I once was selling a system to an organization. I recommended an IBM AIX
box for about $30,000. A competitor was charging $30,000 for the software
and said it had to run on an AS/400 that would cost in excess of $200,000.
I lost the sale because the IBM salesman said, quite candidly, 'I make more
commission on the AS/400 so that's the one I am selling.'
Oracle is very similar. They are managed to make money. I suspect we will
see licensing fees and required support contracts because they can now
charge them. And, an Oracle consultant to write a join with 100-200 joins?

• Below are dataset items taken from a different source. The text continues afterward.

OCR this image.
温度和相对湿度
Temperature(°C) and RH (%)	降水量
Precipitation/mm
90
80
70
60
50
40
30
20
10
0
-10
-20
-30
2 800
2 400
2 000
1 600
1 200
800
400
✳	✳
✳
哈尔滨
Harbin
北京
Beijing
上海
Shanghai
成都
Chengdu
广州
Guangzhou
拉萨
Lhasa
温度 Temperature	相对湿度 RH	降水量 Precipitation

Oracle will sell it if they can convince the customer.
Just some thoughts.
----- Original Message -----
From: "Tom Worster" <fsb@stripped>
To: "mos" <mos99@stripped>; <mysql@stripped>
Sent: Sunday, January 31, 2010 7:39 PM
Subject: Re: 50 things to know before migrating from Oracle to MySQL
> On 1/29/10 5:03 PM, "mos" <mos99@stripped> wrote:
>> I noticed the article didn't say how much money you'll save by not paying
>> through the nose for Oracle per server licensing, the cost of upgrading
>> your hardware to get some speed out of Oracle, or the cost of having to
>> hire one or more Oracle administrators to manage and tweak the database.
> how much does an oracle programmer who can maintain your queries with more
> than 61 joins cost, in, say, usd/hr?